Die Entscheidungen auf Bundes- und Landesebene

Konrad Seigfried hält die Beschlüsse der Bundesregierung in Abstimmung mit den Landeschefs, die in dieser Woche getroffen wurden, für „absolut angezeigt“. Verzeichnet ein Landkreis 35 Infektionen pro 100 000 Einwohner, dürfen nicht mehr als 50 Personen in der Öffentlichkeit oder in angemieteten Räumen zusammen kommen. Im privaten Bereich gilt dann die Empfehlung, eine Teilnehmerzahl von 25 nicht zu überschreiten. Bei mehr als 50 Infektionen pro 100 000 Einwohnern greift die nächste Stufe mit 25 Menschen im öffentlichen Raum und zehn im privaten.

Seigfried sieht das Problem, dass die Obergrenzen relativ schnell erreicht sind. „Wenn wir an sieben Tagen in Folge sieben Neuinfizierte in der Stadt haben, dann sind die 50 erreicht.“ Der Erste Bürgermeister wünscht sich zudem, dass die Beschlüsse der Bundes- und Landesregierungen in eine Verordnung umgesetzt werden. Auch im Landratsamt begrüßt man den Vorstoß. „Unter Umständen hätte man die Regeln sogar noch strenger formulieren können. Das wird eventuell noch notwendig, je nachdem, wie sich die Lage weiter entwickelt“, heißt es auf Nachfrage.

Die Situation in den Kliniken

In den Krankenhäusern im Kreis ist die Zahl der Covid-19-Patienten derzeit überschaubar. Lediglich in Ludwigsburg liegen drei Patienten, die mit dem Virus infiziert sind. Sie müssen laut Sprecher Alexander Tsongas aber nicht beatmet werden. Man sei vorbereitet, falls man mehr Patienten aufnehmen müsse, so Tsongas.

Die Disziplin

Die Entscheidungsträger loben zwar die Disziplin der überwiegenden Mehrheit, wer zur Mittagszeit durch die Ludwigsburger Innenstadt läuft, dem bietet sich aber ein vielschichtiges Bild. Mütter, die mit weit über 1,50 Meter Abstand vor Kindergärten warten und nur einzeln ins Gebäude gehen, um ihre Sprösslinge abzuholen, stehen Schülerhorden gegenüber, die sich nach Schulschluss in völlig überfüllten Dönerbuden quetschen. „Wir wissen von diesen Läden. Sie werden auch sanktioniert“, sagt Konrad Seigfried.

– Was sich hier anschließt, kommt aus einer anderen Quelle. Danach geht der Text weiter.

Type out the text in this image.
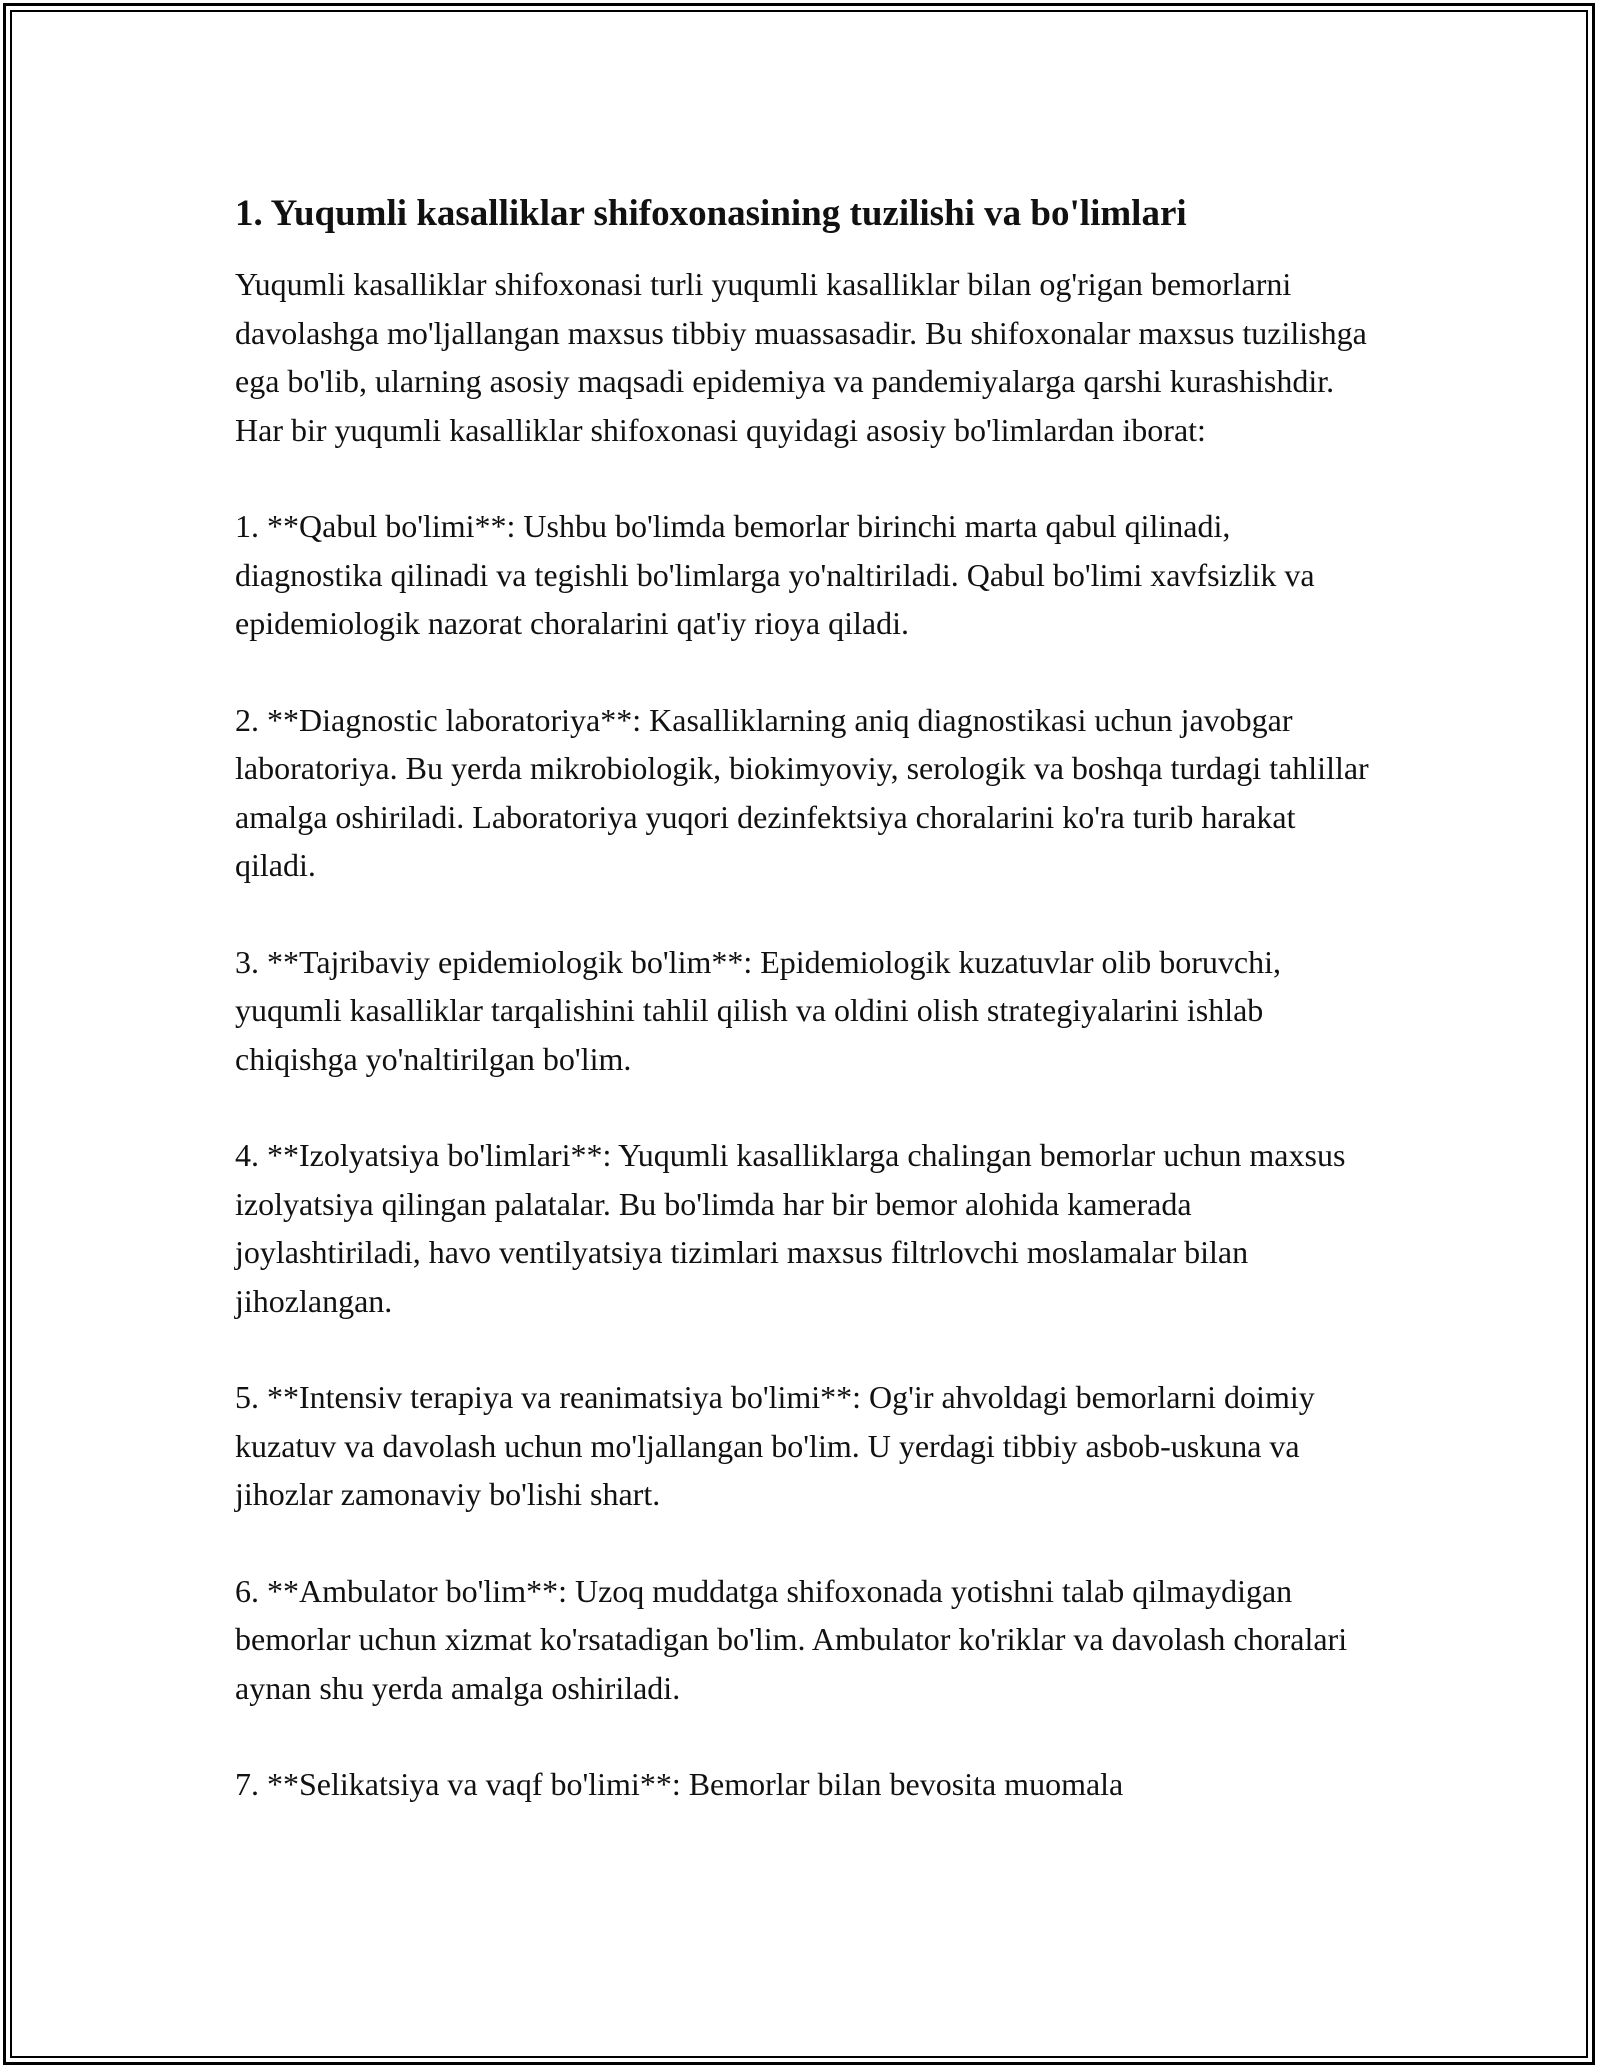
1. Yuqumli kasalliklar shifoxonasining tuzilishi va bo'limlari

Yuqumli kasalliklar shifoxonasi turli yuqumli kasalliklar bilan og'rigan bemorlarni davolashga mo'ljallangan maxsus tibbiy muassasadir. Bu shifoxonalar maxsus tuzilishga ega bo'lib, ularning asosiy maqsadi epidemiya va pandemiyalarga qarshi kurashishdir. Har bir yuqumli kasalliklar shifoxonasi quyidagi asosiy bo'limlardan iborat:

1. **Qabul bo'limi**: Ushbu bo'limda bemorlar birinchi marta qabul qilinadi, diagnostika qilinadi va tegishli bo'limlarga yo'naltiriladi. Qabul bo'limi xavfsizlik va epidemiologik nazorat choralarini qat'iy rioya qiladi.

2. **Diagnostic laboratoriya**: Kasalliklarning aniq diagnostikasi uchun javobgar laboratoriya. Bu yerda mikrobiologik, biokimyoviy, serologik va boshqa turdagi tahlillar amalga oshiriladi. Laboratoriya yuqori dezinfektsiya choralarini ko'ra turib harakat qiladi.

3. **Tajribaviy epidemiologik bo'lim**: Epidemiologik kuzatuvlar olib boruvchi, yuqumli kasalliklar tarqalishini tahlil qilish va oldini olish strategiyalarini ishlab chiqishga yo'naltirilgan bo'lim.

4. **Izolyatsiya bo'limlari**: Yuqumli kasalliklarga chalingan bemorlar uchun maxsus izolyatsiya qilingan palatalar. Bu bo'limda har bir bemor alohida kamerada joylashtiriladi, havo ventilyatsiya tizimlari maxsus filtrlovchi moslamalar bilan jihozlangan.

5. **Intensiv terapiya va reanimatsiya bo'limi**: Og'ir ahvoldagi bemorlarni doimiy kuzatuv va davolash uchun mo'ljallangan bo'lim. U yerdagi tibbiy asbob-uskuna va jihozlar zamonaviy bo'lishi shart.

6. **Ambulator bo'lim**: Uzoq muddatga shifoxonada yotishni talab qilmaydigan bemorlar uchun xizmat ko'rsatadigan bo'lim. Ambulator ko'riklar va davolash choralari aynan shu yerda amalga oshiriladi.

7. **Selikatsiya va vaqf bo'limi**: Bemorlar bilan bevosita muomala
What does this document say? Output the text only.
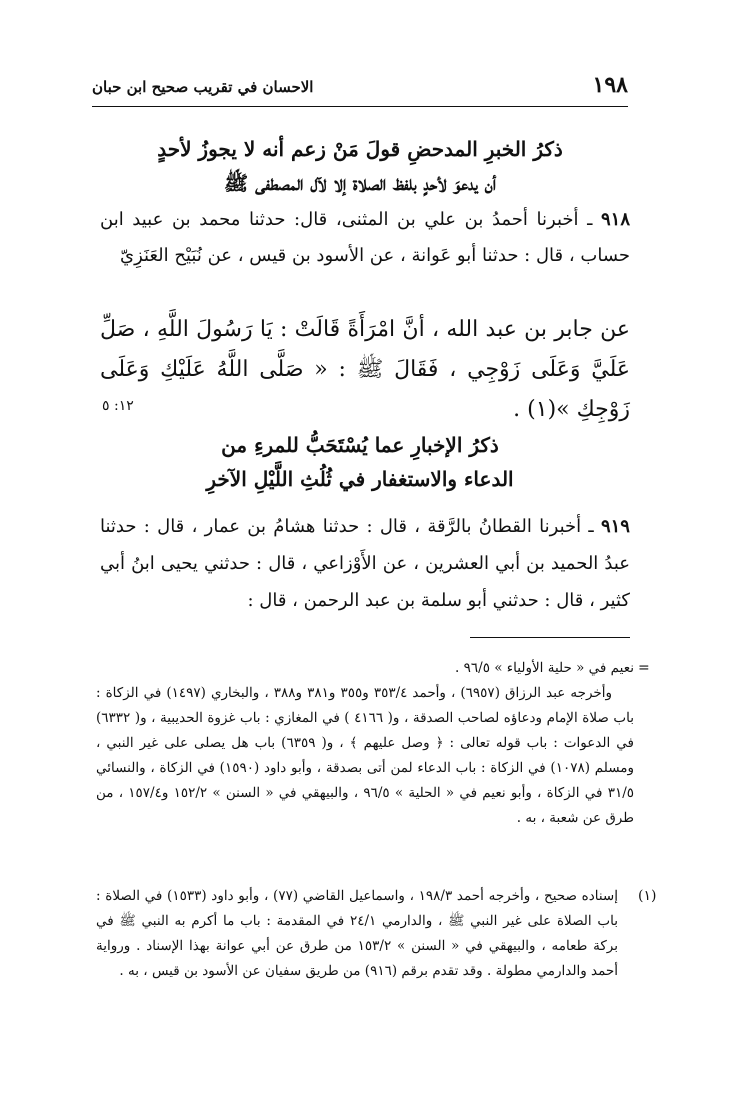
١٩٨
الاحسان في تقريب صحيح ابن حبان
ذكرُ الخبرِ المدحضِ قولَ مَنْ زعم أنه لا يجوزُ لأحدٍ
أن يدعوَ لأحدٍ بلفظ الصلاة إلا لآل المصطفى ﷺ
٩١٨ ـ أخبرنا أحمدُ بن علي بن المثنى، قال: حدثنا محمد بن عبيد ابن حساب ، قال : حدثنا أبو عَوانة ، عن الأسود بن قيس ، عن نُبَيْح العَنَزِيّ
عن جابر بن عبد الله ، أنَّ امْرَأَةً قَالَتْ : يَا رَسُولَ اللَّهِ ، صَلِّ عَلَيَّ وَعَلَى زَوْجِي ، فَقَالَ ﷺ : « صَلَّى اللَّهُ عَلَيْكِ وَعَلَى زَوْجِكِ »(١) .
١٢: ٥
ذكرُ الإخبارِ عما يُسْتَحَبُّ للمرءِ من
الدعاء والاستغفار في ثُلُثِ اللَّيْلِ الآخرِ
٩١٩ ـ أخبرنا القطانُ بالرَّقة ، قال : حدثنا هشامُ بن عمار ، قال : حدثنا عبدُ الحميد بن أبي العشرين ، عن الأَوْزاعي ، قال : حدثني يحيى ابنُ أبي كثير ، قال : حدثني أبو سلمة بن عبد الرحمن ، قال :
=

نعيم في « حلية الأولياء » ٩٦/٥ .

وأخرجه عبد الرزاق (٦٩٥٧) ، وأحمد ٣٥٣/٤ و٣٥٥ و٣٨١ و٣٨٨ ، والبخاري (١٤٩٧) في الزكاة : باب صلاة الإمام ودعاؤه لصاحب الصدقة ، و( ٤١٦٦ ) في المغازي : باب غزوة الحديبية ، و( ٦٣٣٢) في الدعوات : باب قوله تعالى : ﴿ وصل عليهم ﴾ ، و( ٦٣٥٩) باب هل يصلى على غير النبي ، ومسلم (١٠٧٨) في الزكاة : باب الدعاء لمن أتى بصدقة ، وأبو داود (١٥٩٠) في الزكاة ، والنسائي ٣١/٥ في الزكاة ، وأبو نعيم في « الحلية » ٩٦/٥ ، والبيهقي في « السنن » ١٥٢/٢ و١٥٧/٤ ، من طرق عن شعبة ، به .

(١)
إسناده صحيح ، وأخرجه أحمد ١٩٨/٣ ، واسماعيل القاضي (٧٧) ، وأبو داود (١٥٣٣) في الصلاة : باب الصلاة على غير النبي ﷺ ، والدارمي ٢٤/١ في المقدمة : باب ما أكرم به النبي ﷺ في بركة طعامه ، والبيهقي في « السنن » ١٥٣/٢ من طرق عن أبي عوانة بهذا الإسناد . ورواية أحمد والدارمي مطولة . وقد تقدم برقم (٩١٦) من طريق سفيان عن الأسود بن قيس ، به .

Dass einige die Pflicht, eine Maske zu tragen, nicht mehr wirklich ernst nehmen, zeigte sich bei einer Polizeikontrolle im Kreis. Die Beamten erwischten Anfang der Woche an den Bus- und S-Bahnhöfen in Bietigheim, Ditzingen, Kornwestheim, Ludwigsburg, Marbach und Vaihingen knapp 600 Menschen, die keine Maske aufhatten oder die Mund-Nase-Bedeckung nicht richtig trugen. Wie bei den beiden vorangegangen groß angelegten Kontrollen stießen die Beamten jedoch auf „große Akzeptanz“, teilt die Polizei mit. Lediglich drei Personen erhielten eine Anzeige.